WILDE SALOME
Un Pacino mineur sur les destins d'Oscar Wilde et sa pièce « Salomé »
Présenté hors compétition au Festival de Venise 2011, à l'occasion de la remise du Glory to the filmmaker award à Al Pacino, « Wilde Salome » (ou Wild(e) Salomé – sauvage Salomé, comme le suggère le générique de début) est un nouveau documentaire-fiction. Quinze ans après « Looking for Richard », présenté alors à Cannes dans la section Un certain regard, film qui s'intéressait au montage de la pièce Richard III de Shakespeare, l'acteur réalisateur se met une nouvelle fois en scène, mélangeant des moments des répétitions de la pièce, des extraits de quelques scènes d'une version filmée, tournées simultanément avec les mêmes interprètes, et construisant un parallèle avec la vie de son auteur, Oscar Wilde, visites de lieux ayant marqué sa vie, entretiens et archives à l'appui.
Pour mieux comprendre le dessein d'Al Pacino, il faut d'abord avoir une idée de la pièce elle-même. « Salomé » est une tragédie signée Oscar Wilde, écrite initialement en français (1891), puis traduite en anglais trois ans plus tard (Wilde s'étant en effet à l'époque retiré à Paris).
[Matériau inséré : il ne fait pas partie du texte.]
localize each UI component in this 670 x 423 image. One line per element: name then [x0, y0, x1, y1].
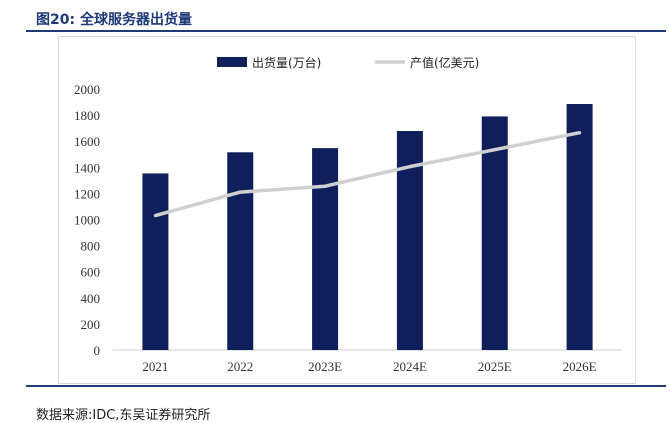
bar: [142, 173, 169, 350]
y-tick-label: 600: [81, 265, 101, 280]
line-point: [153, 213, 158, 218]
top-rule: [26, 30, 666, 32]
y-tick-label: 200: [81, 317, 101, 332]
y-tick-label: 1400: [74, 160, 100, 175]
y-tick-label: 800: [81, 239, 101, 254]
bar: [481, 116, 508, 350]
bar: [227, 152, 254, 350]
chart-frame: [58, 36, 636, 384]
legend-label-bar: 出货量(万台): [252, 55, 321, 70]
bottom-rule: [26, 385, 666, 387]
legend-swatch-bar: [217, 57, 247, 67]
bar: [312, 148, 339, 350]
figure-title: 图20: 全球服务器出货量: [36, 12, 192, 28]
y-tick-label: 2000: [74, 82, 100, 97]
y-tick-label: 1200: [74, 186, 100, 201]
y-tick-label: 0: [94, 343, 101, 358]
x-tick-label: 2021: [142, 359, 168, 374]
line-series: [154, 131, 580, 218]
x-tick-label: 2026E: [563, 359, 597, 374]
source-note: 数据来源:IDC,东吴证券研究所: [36, 408, 211, 423]
line-point: [577, 131, 582, 135]
bar: [566, 104, 593, 350]
y-tick-label: 400: [81, 291, 101, 306]
x-tick-label: 2023E: [308, 359, 342, 374]
line-point: [408, 165, 412, 169]
line-point: [238, 190, 242, 194]
x-tick-label: 2024E: [393, 359, 427, 374]
y-tick-label: 1600: [74, 134, 100, 149]
line-point: [493, 148, 497, 152]
legend-label-line: 产值(亿美元): [410, 55, 479, 70]
y-tick-label: 1800: [74, 108, 100, 123]
y-tick-label: 1000: [74, 213, 100, 228]
x-tick-label: 2022: [227, 359, 253, 374]
line-point: [323, 184, 327, 188]
x-tick-label: 2025E: [478, 359, 512, 374]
L'histoire s'inspire d'un épisode biblique où Salomé, belle-fille du tétrarque de Galilée Hérode Antipas, qui demande qu'on lui apporte la tête de Iokanaan (Jean le Baptiste) sur un plateau comme récompense après avoir effectué la danse des sept voiles. Sarah Bernhardt devait interpréter la pièce, au Palace Theatre de Londres, où n'eurent lieu que des répétitions, puisque Lord Chamberlain la censura au motif qu'il était « illégal de représenter sur scène des personnages bibliques » (l'interdiction ne fut levée que quelques quarante ans après).
Wilde, homosexuel entretenait alors une relation avec Lord Alfred Douglas, qui est sensé avoir assuré la traduction anglaise de l'ouvrage. Il en est en tous cas crédité, même si les historiens pensent que Wilde, mécontent, l'aurait finalement reprise. Ce fut aussi à cette époque que débuta le procès de Wilde, lancé par le marquis de Queensberry, père d'Alfred Douglas. À son issue, le 25 mai 1895, Wilde fut condamné à deux ans de travaux forcés. La première de Salomé eut lieu à Paris au théâtre de l'Œuvre en 1896. La vie privée de l'artiste est donc fortement liée à l'évolution de son œuvre, et c'est ce que va tenter de démontrer Pacino dans son documentaire.
D'aspect initialement un peu désorganisé et fourre-tout, son film donne de plus en plus de place à la pièce, délaissant progressivement les apartés sur ses recherches concernant la vie d'Oscar Wilde (un voyage en Irlande sur les traces de sa famille, un résumé du procès...), pour émettre peu à peu la thèse du film. « Salomé », histoire d'une vierge tentatrice, serait une pièce qui résonne comme un avertissement, concernant les dangers de la sexualité, représentés ici par l'héroïne (Jessica Chastain – « The tree of life » - l'interprète de Salomé, à la fois pulpeuse et haineuse). Selon Pacino cette œuvre devient ainsi une œuvre prémonitoire pour Oscar Wilde, puisque c'est son homosexualité qui l'enverra aux travaux forcés. Le parallèle avec la tête coupée demandée par la belle en devient évident. Reste que « Wilde Salome » est un film inégal, dans lequel on apprend assez peu sur l'auteur, mais qui permet de remettre en perspective la pièce.